Sochi a Valuable Experience for Dallas Stars’ Valeri Nichushkin

By Tina Robinson
Valeri Nichushkin
Scott Rovak-USA TODAY Sports

Valeri Nichushkin, the 18-year-old winger for the Dallas Stars, will return to Texas without an Olympic medal, but that doesn’t mean his first Olympic appearance was a lost cause. Wednesday’s loss to Finland came as a devastating blow to Russia, knocking the host team out of competition and any chance of earning a medal. Despite a disappointing finish, Nichushkin, the youngest player in the tournament from any country, should look back at Sochi for the experience and lessons it afforded him.

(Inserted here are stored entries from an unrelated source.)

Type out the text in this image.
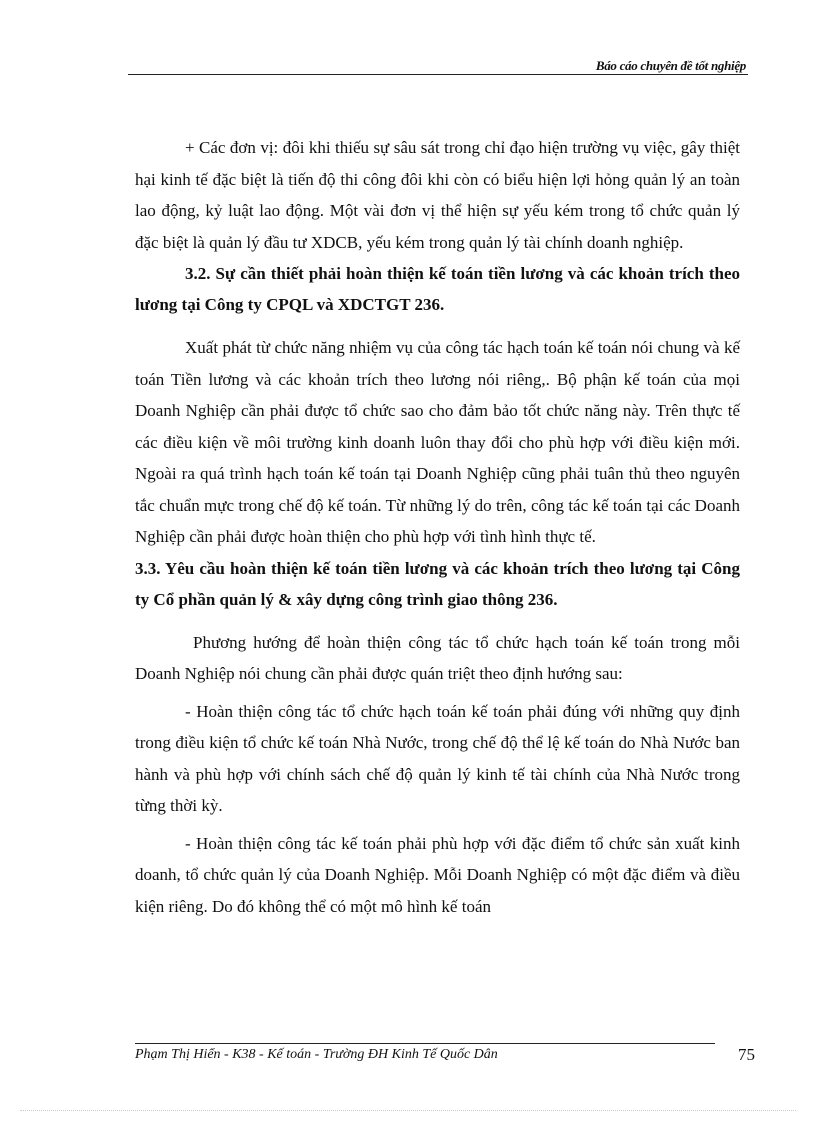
Báo cáo chuyên đề tốt nghiệp

+ Các đơn vị: đôi khi thiếu sự sâu sát trong chỉ đạo hiện trường vụ việc, gây thiệt hại kinh tế đặc biệt là tiến độ thi công đôi khi còn có biểu hiện lợi hỏng quản lý an toàn lao động, kỷ luật lao động. Một vài đơn vị thể hiện sự yếu kém trong tổ chức quản lý đặc biệt là quản lý đầu tư XDCB, yếu kém trong quản lý tài chính doanh nghiệp.

3.2. Sự cần thiết phải hoàn thiện kế toán tiền lương và các khoản trích theo lương tại Công ty CPQL và XDCTGT 236.

Xuất phát từ chức năng nhiệm vụ của công tác hạch toán kế toán nói chung và kế toán Tiền lương và các khoản trích theo lương nói riêng,. Bộ phận kế toán của mọi Doanh Nghiệp cần phải được tổ chức sao cho đảm bảo tốt chức năng này. Trên thực tế các điều kiện về môi trường kinh doanh luôn thay đổi cho phù hợp với điều kiện mới. Ngoài ra quá trình hạch toán kế toán tại Doanh Nghiệp cũng phải tuân thủ theo nguyên tắc chuẩn mực trong chế độ kế toán. Từ những lý do trên, công tác kế toán tại các Doanh Nghiệp cần phải được hoàn thiện cho phù hợp với tình hình thực tế.

3.3. Yêu cầu hoàn thiện kế toán tiền lương và các khoản trích theo lương tại Công ty Cổ phần quản lý & xây dựng công trình giao thông 236.

Phương hướng để hoàn thiện công tác tổ chức hạch toán kế toán trong mỗi Doanh Nghiệp nói chung cần phải được quán triệt theo định hướng sau:

- Hoàn thiện công tác tổ chức hạch toán kế toán phải đúng với những quy định trong điều kiện tổ chức kế toán Nhà Nước, trong chế độ thể lệ kế toán do Nhà Nước ban hành và phù hợp với chính sách chế độ quản lý kinh tế tài chính của Nhà Nước trong từng thời kỳ.

- Hoàn thiện công tác kế toán phải phù hợp với đặc điểm tổ chức sản xuất kinh doanh, tổ chức quản lý của Doanh Nghiệp. Mỗi Doanh Nghiệp có một đặc điểm và điều kiện riêng. Do đó không thể có một mô hình kế toán

Phạm Thị Hiển - K38 - Kế toán - Trường ĐH Kinh Tế Quốc Dân	75
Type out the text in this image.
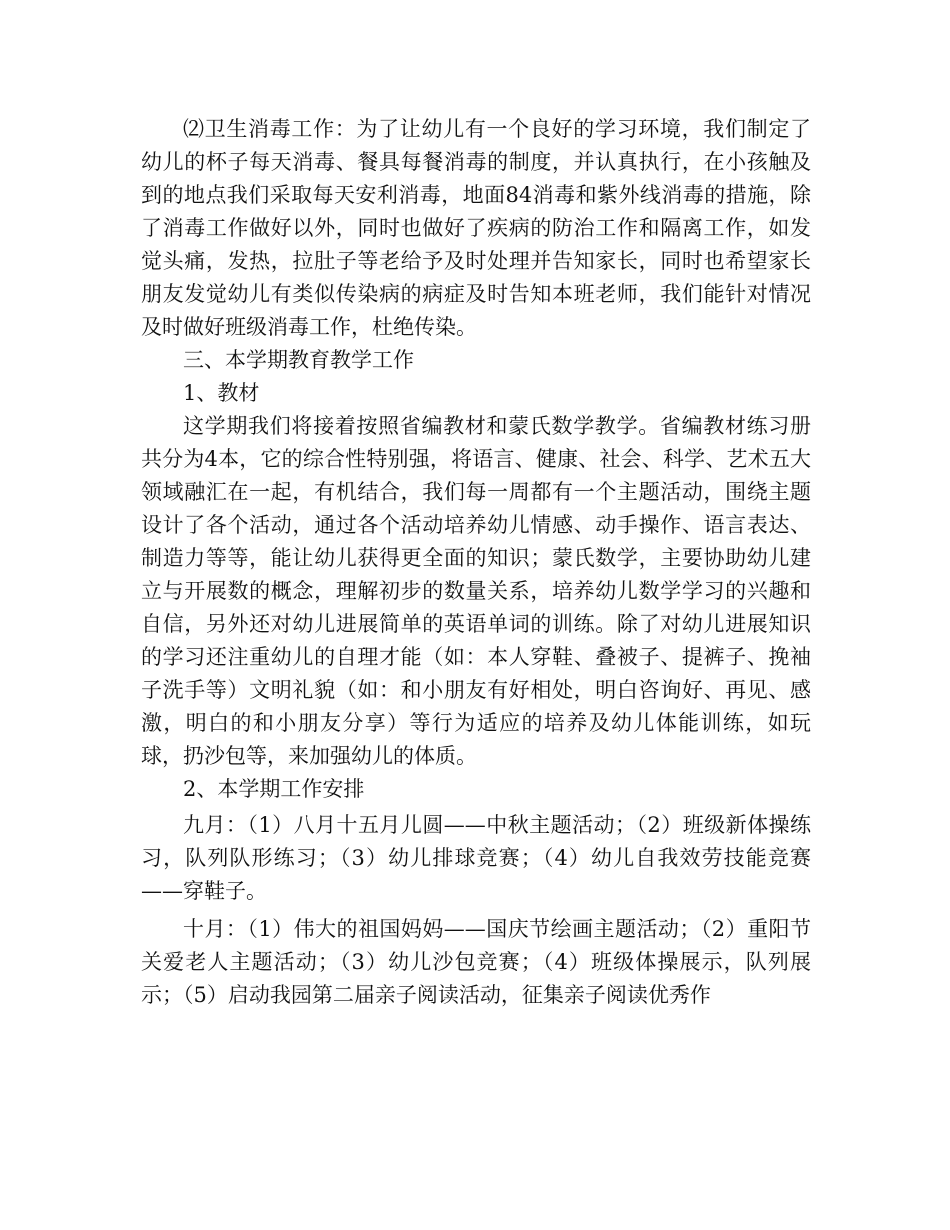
⑵卫生消毒工作：为了让幼儿有一个良好的学习环境，我们制定了幼儿的杯子每天消毒、餐具每餐消毒的制度，并认真执行，在小孩触及到的地点我们采取每天安利消毒，地面84消毒和紫外线消毒的措施，除了消毒工作做好以外，同时也做好了疾病的防治工作和隔离工作，如发觉头痛，发热，拉肚子等老给予及时处理并告知家长，同时也希望家长朋友发觉幼儿有类似传染病的病症及时告知本班老师，我们能针对情况及时做好班级消毒工作，杜绝传染。

三、本学期教育教学工作

1、教材

这学期我们将接着按照省编教材和蒙氏数学教学。省编教材练习册共分为4本，它的综合性特别强，将语言、健康、社会、科学、艺术五大领域融汇在一起，有机结合，我们每一周都有一个主题活动，围绕主题设计了各个活动，通过各个活动培养幼儿情感、动手操作、语言表达、制造力等等，能让幼儿获得更全面的知识；蒙氏数学，主要协助幼儿建立与开展数的概念，理解初步的数量关系，培养幼儿数学学习的兴趣和自信，另外还对幼儿进展简单的英语单词的训练。除了对幼儿进展知识的学习还注重幼儿的自理才能（如：本人穿鞋、叠被子、提裤子、挽袖子洗手等）文明礼貌（如：和小朋友有好相处，明白咨询好、再见、感激，明白的和小朋友分享）等行为适应的培养及幼儿体能训练，如玩球，扔沙包等，来加强幼儿的体质。

2、本学期工作安排

九月：（1）八月十五月儿圆——中秋主题活动；（2）班级新体操练习，队列队形练习；（3）幼儿排球竞赛；（4）幼儿自我效劳技能竞赛——穿鞋子。

十月：（1）伟大的祖国妈妈——国庆节绘画主题活动；（2）重阳节关爱老人主题活动；（3）幼儿沙包竞赛；（4）班级体操展示，队列展示；（5）启动我园第二届亲子阅读活动，征集亲子阅读优秀作
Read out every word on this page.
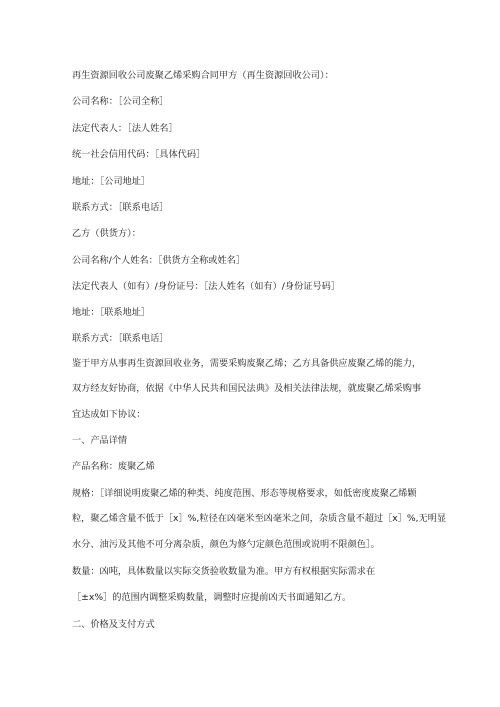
再生资源回收公司废聚乙烯采购合同甲方（再生资源回收公司）：
公司名称：［公司全称］
法定代表人：［法人姓名］
统一社会信用代码：［具体代码］
地址：［公司地址］
联系方式：［联系电话］
乙方（供货方）：
公司名称/个人姓名：［供货方全称或姓名］
法定代表人（如有）/身份证号：［法人姓名（如有）/身份证号码］
地址：［联系地址］
联系方式：［联系电话］
鉴于甲方从事再生资源回收业务，需要采购废聚乙烯；乙方具备供应废聚乙烯的能力，
双方经友好协商，依据《中华人民共和国民法典》及相关法律法规，就废聚乙烯采购事
宜达成如下协议：
一、产品详情
产品名称：废聚乙烯
规格：［详细说明废聚乙烯的种类、纯度范围、形态等规格要求，如低密度废聚乙烯颗
粒，聚乙烯含量不低于［x］%,粒径在凶毫米至凶毫米之间，杂质含量不超过［x］%,无明显
水分、油污及其他不可分离杂质，颜色为修勺定颜色范围或说明不限颜色］。
数量：凶吨，具体数量以实际交货验收数量为准。甲方有权根据实际需求在
［±x%］的范围内调整采购数量，调整时应提前凶天书面通知乙方。
二、价格及支付方式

This was his first time playing for Russia on such a large stage and, unfortunately for Nichushkin, his overall Olympic performance ranks somewhere between “average” and “forgettable.” Before the tournament even started, many expected that Nichushkin would play a diminished role, if not be scratched from the Russian roster altogether. Instead he found himself on the fourth line with KHL’ers Alexei Tarashenko and Alexander Popov. He even scored a goal in Russia’s first game against Slovakia early in the 3rd period to solidify his team’s lead. Despite his early success, however, Nichushkin ended his Olympic performance with only 3 shots on goal, a -2 rating and a meager 35:19 of total ice time.

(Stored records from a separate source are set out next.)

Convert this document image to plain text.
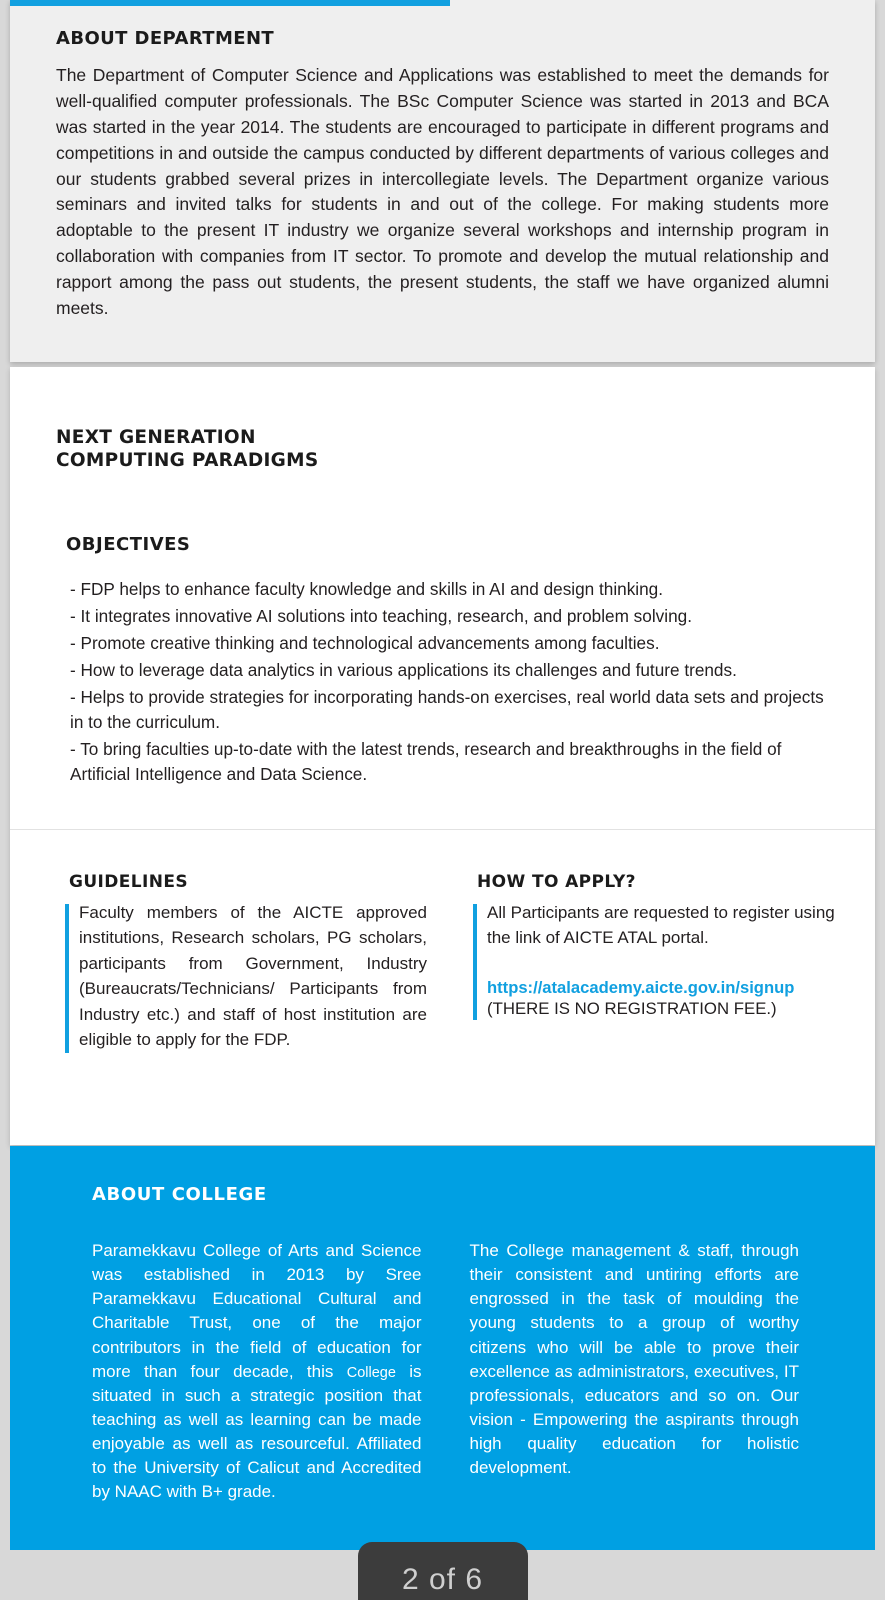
ABOUT DEPARTMENT

The Department of Computer Science and Applications was established to meet the demands for well-qualified computer professionals. The BSc Computer Science was started in 2013 and BCA was started in the year 2014. The students are encouraged to participate in different programs and competitions in and outside the campus conducted by different departments of various colleges and our students grabbed several prizes in intercollegiate levels. The Department organize various seminars and invited talks for students in and out of the college. For making students more adoptable to the present IT industry we organize several workshops and internship program in collaboration with companies from IT sector. To promote and develop the mutual relationship and rapport among the pass out students, the present students, the staff we have organized alumni meets.

NEXT GENERATION
COMPUTING PARADIGMS
OBJECTIVES

- FDP helps to enhance faculty knowledge and skills in AI and design thinking.

- It integrates innovative AI solutions into teaching, research, and problem solving.

- Promote creative thinking and technological advancements among faculties.

- How to leverage data analytics in various applications its challenges and future trends.

- Helps to provide strategies for incorporating hands-on exercises, real world data sets and projects in to the curriculum.

- To bring faculties up-to-date with the latest trends, research and breakthroughs in the field of Artificial Intelligence and Data Science.

GUIDELINES

Faculty members of the AICTE approved institutions, Research scholars, PG scholars, participants from Government, Industry (Bureaucrats/Technicians/ Participants from Industry etc.) and staff of host institution are eligible to apply for the FDP.

HOW TO APPLY?

All Participants are requested to register using the link of AICTE ATAL portal.

https://atalacademy.aicte.gov.in/signup

(THERE IS NO REGISTRATION FEE.)

ABOUT COLLEGE

Paramekkavu College of Arts and Science was established in 2013 by Sree Paramekkavu Educational Cultural and Charitable Trust, one of the major contributors in the field of education for more than four decade, this College is situated in such a strategic position that teaching as well as learning can be made enjoyable as well as resourceful. Affiliated to the University of Calicut and Accredited by NAAC with B+ grade.

The College management & staff, through their consistent and untiring efforts are engrossed in the task of moulding the young students to a group of worthy citizens who will be able to prove their excellence as administrators, executives, IT professionals, educators and so on. Our vision - Empowering the aspirants through high quality education for holistic development.

2 of 6
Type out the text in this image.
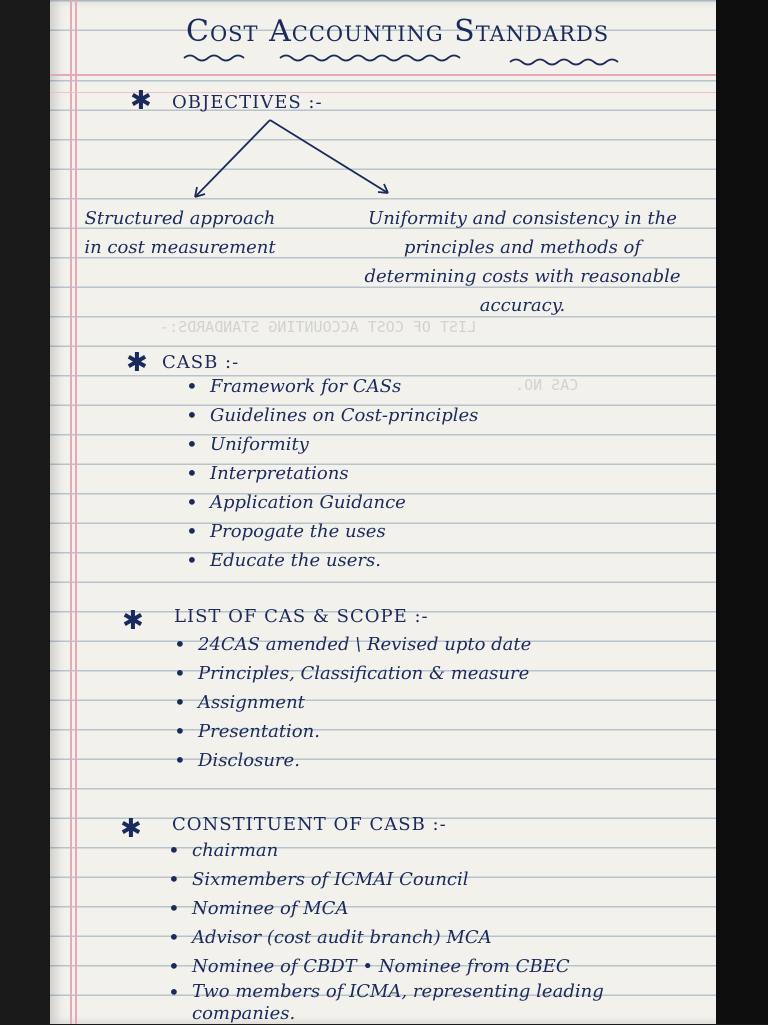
LIST OF COST ACCOUNTING STANDARDS:-
CAS NO.
Cost Accounting Standards
✱ OBJECTIVES :-
Structured approach in cost measurement
Uniformity and consistency in the principles and methods of determining costs with reasonable accuracy.
✱ CASB :-
• Framework for CASs
• Guidelines on Cost-principles
• Uniformity
• Interpretations
• Application Guidance
• Propogate the uses
• Educate the users.
✱ LIST OF CAS & SCOPE :-
• 24CAS amended \ Revised upto date
• Principles, Classification & measure
• Assignment
• Presentation.
• Disclosure.
✱ CONSTITUENT OF CASB :-
• chairman
• Sixmembers of ICMAI Council
• Nominee of MCA
• Advisor (cost audit branch) MCA
• Nominee of CBDT • Nominee from CBEC
• Two members of ICMA, representing leading companies.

At times, Nichushkin looked uncomfortable and a bit slow on the ice. Whether it was nerves or adjusting to a different coach and teammates that held him back, he simply did not look as good in Sochi as he has at times this year for Dallas. Nichushkin averaged over 10 minutes of ice time in the first two games, but after failing to produce a single shot on goal against the United States, his ice time quickly diminished. Five games is an extremely small sample size though, and anyone familiar with the skill that Nichushkin brings to the ice knows that given time, opportunity and the right linemates, he is capable of more than his numbers suggest.

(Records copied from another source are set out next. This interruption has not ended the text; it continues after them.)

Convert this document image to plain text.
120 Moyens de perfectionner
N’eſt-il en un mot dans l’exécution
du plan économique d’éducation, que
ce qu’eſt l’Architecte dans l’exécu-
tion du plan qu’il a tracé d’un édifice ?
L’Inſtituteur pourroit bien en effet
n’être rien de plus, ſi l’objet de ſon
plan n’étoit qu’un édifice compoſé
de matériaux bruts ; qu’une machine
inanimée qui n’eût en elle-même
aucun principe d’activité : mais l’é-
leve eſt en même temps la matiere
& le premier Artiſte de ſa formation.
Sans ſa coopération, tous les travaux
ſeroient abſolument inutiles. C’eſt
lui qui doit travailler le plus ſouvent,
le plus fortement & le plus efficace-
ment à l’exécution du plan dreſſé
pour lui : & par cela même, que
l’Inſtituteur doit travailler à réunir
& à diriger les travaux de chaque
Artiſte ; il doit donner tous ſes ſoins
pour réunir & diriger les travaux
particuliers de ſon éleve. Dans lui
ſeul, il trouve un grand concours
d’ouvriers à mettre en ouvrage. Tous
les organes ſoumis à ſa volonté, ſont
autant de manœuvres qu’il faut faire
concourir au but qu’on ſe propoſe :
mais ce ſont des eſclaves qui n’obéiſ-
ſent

Instead of looking back at his time in Sochi with disappointment, Nichushkin should look at his Olympic debut as a learning experience. Say what you want about the Russians’ performance overall, Alexander Ovechkin, Evgeni Malkin, Ilya Kovalchuk and Pavel Datsyuk are among some of the most talented hockey players in the world. Being part of the Russian roster gave Nichushkin the chance to briefly train with and learn from them.

Sochi also exposed Nichushkin to what it’s like to play in high pressure games. No team felt more pressure to succeed than the Russians, who have now failed to medal in three consecutive Olympics. Playing at home under the eye of Russian President Vladimir Putin, who had previously stressed how important it was for Russia to medal in hockey, Nichushkin got a small taste of what it’s like to play a game where the pride of your country is on the line.

In the end, the young Nichushkin would have had to play a game of epic proportions to help his team overcome the lackluster performance given by the Russian team in their final game against Finland. Poor coaching choices that relied heavily on the top six, a questionable start in goal and a lack of defensive support made it seem easy for Finland to eliminate the Russians. And for Nichushkin, that will likely linger as his line was on the ice for two of Finland’s three goals.

There is no doubt that this is not the last that we will see of the powerful winger in international play. If he continues to grow and learn in the NHL, he will be a lock for the 2018 Olympics in Pyeongchang, South Korea. For now, Nichushkin will have to put the Olympics behind him and return to Dallas, a little wiser and with a little more experience under his belt.